Some have viewed that remark as a rather pithy comment on Powell's approach to intimacy (remember that he was more than a decade and a half older than his bride). More likely, it was Carole's way of disguising her rather shaky health now that she was a newlywed. Lombard -- always a contradiction in that she was active and athletic, yet often laid low by illness -- had apparently caught some sort of malady (possibly food poisoning, perhaps the flu) that kept her Hawaiian fun to a minimum.

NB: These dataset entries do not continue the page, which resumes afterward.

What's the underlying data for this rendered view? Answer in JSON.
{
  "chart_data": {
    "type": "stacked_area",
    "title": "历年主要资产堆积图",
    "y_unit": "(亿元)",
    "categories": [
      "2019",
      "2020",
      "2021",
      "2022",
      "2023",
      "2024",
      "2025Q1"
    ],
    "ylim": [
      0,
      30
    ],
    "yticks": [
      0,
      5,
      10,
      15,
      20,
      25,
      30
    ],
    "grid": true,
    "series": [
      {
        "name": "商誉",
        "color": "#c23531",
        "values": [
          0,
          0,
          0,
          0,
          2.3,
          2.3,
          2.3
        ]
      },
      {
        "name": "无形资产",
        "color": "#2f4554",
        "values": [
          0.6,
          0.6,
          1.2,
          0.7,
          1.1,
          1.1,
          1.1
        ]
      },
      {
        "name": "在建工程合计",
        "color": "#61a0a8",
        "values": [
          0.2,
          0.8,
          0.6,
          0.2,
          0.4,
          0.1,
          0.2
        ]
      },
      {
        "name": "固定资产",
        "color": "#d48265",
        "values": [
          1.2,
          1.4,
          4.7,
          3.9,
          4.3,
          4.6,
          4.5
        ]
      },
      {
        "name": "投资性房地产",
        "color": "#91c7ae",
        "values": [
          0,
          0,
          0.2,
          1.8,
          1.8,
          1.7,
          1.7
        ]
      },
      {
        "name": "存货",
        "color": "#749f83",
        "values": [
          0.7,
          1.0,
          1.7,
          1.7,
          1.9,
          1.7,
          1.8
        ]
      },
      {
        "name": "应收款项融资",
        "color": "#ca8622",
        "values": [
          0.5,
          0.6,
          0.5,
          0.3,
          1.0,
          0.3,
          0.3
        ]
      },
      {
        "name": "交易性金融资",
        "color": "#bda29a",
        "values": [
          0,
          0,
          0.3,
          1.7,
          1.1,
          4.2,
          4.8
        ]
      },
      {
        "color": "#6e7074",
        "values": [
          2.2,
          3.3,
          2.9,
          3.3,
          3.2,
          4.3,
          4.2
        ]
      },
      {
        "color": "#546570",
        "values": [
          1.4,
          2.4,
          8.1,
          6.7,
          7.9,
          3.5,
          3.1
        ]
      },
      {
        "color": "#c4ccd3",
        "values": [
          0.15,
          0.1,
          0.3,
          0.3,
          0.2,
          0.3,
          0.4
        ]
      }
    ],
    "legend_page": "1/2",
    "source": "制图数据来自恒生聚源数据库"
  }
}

With that in mind, I'd like to present an artifact of that honeymoon that I only recently discovered -- a rare photograph of Lombard and Powell. Each are wearing leis, so there's a good chance that it was taken soon after they had arrived in Hawaii, with the bride's medical troubles yet to come:
This was one of many pictures in a scrapbook of celebrities visiting Hawaii during the 1930s -- most of them film stars, but also including a few shots of Franklin D. Roosevelt (I'm not sure whether they were taken before or after he became president -- we know he wasn't campaigning in Hawaii, because it wouldn't become a state until 1959). Lombard was listed as "Carol" in the scrapbook, several months after she had adopted the "e"; she was far less established than Powell, still perceived as a budding star.
You can find these pix at "Give Me The Good Old Days!" ) http://www.elbrendel.com/2009/01/hollywood-in-hawaii.html), at a site that describes itself as "A blog about El Brendel, old film, and any other s--- I feel like writing about." (El Brendel was a comic actor in early talkies known for speaking in a mock Swedish dialect, though I don't believe he himself was actually Swedish. His best-known film is probably the 1930 sci-fi musical -- yes, you read that correctly -- "Just Imagine.")
A great find, and a nice addition to our collection of Lombardiana.